Files 1 and 2 are being backed up simultaneously and file 3 is backed up alone.
If I delete file 2 and try to “forget” the snapshot I get the output that about 1GB of packs need to be repacked.

I rebuilt restic with FileReadConcurrency=1, cleared the repo and repeated the test. Now, I was getting only about 50MB of packs to be repacked.

Is this the expected behavior? Is there a way to set this param via command line (didn’t see any)

Thanks!

1 Like

This is somewhat expected, we so far do not group blobs per file reader.

Regarding a command line option take a look at https://github.com/restic/restic/pull/2750 .

1 Like

Thanks for the reply Michael!
This setting only affects source file I/O, right? The backups are still uploaded in independent number of threads? In b2’s case, controlled by b2.connections?

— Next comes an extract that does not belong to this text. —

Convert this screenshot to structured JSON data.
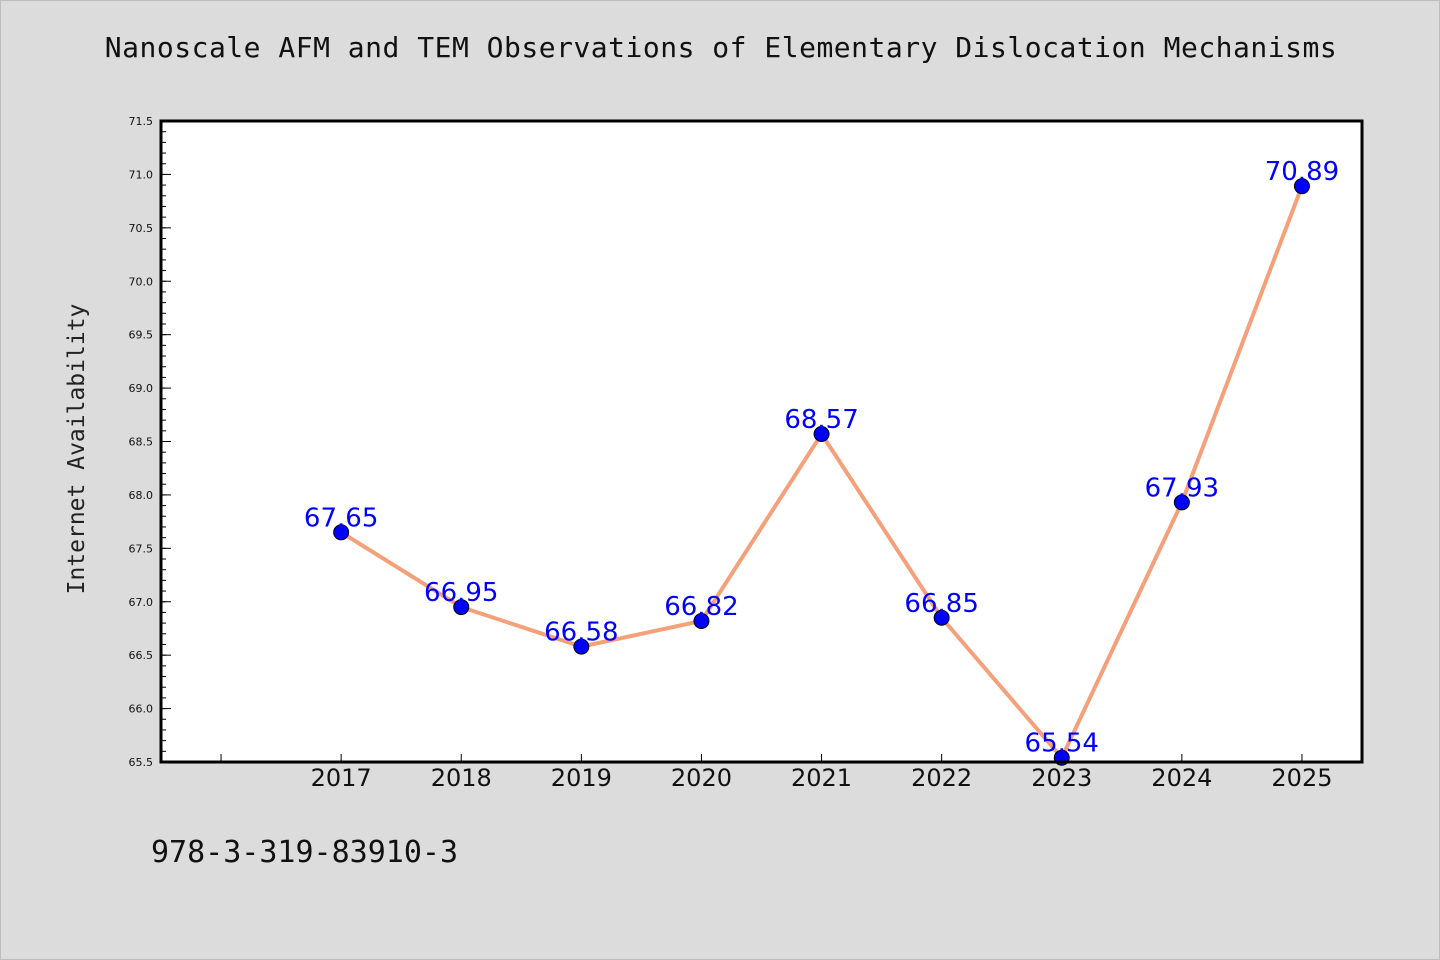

Exactly. The upload concurrency is controlled by the backend setting. Whereas the file-read-concurrency controls the number of files read at the same time.

Interesting … would using a custom pack-size change anything? Like say you only have 1GB files use a pack-size of 256MB help with that too - or would it be counter-productive? Hm.

The larger the pack size is, the larger the probability that it will contains blobs from different files. That is, for the use case here, increasing the pack size is counterproductive.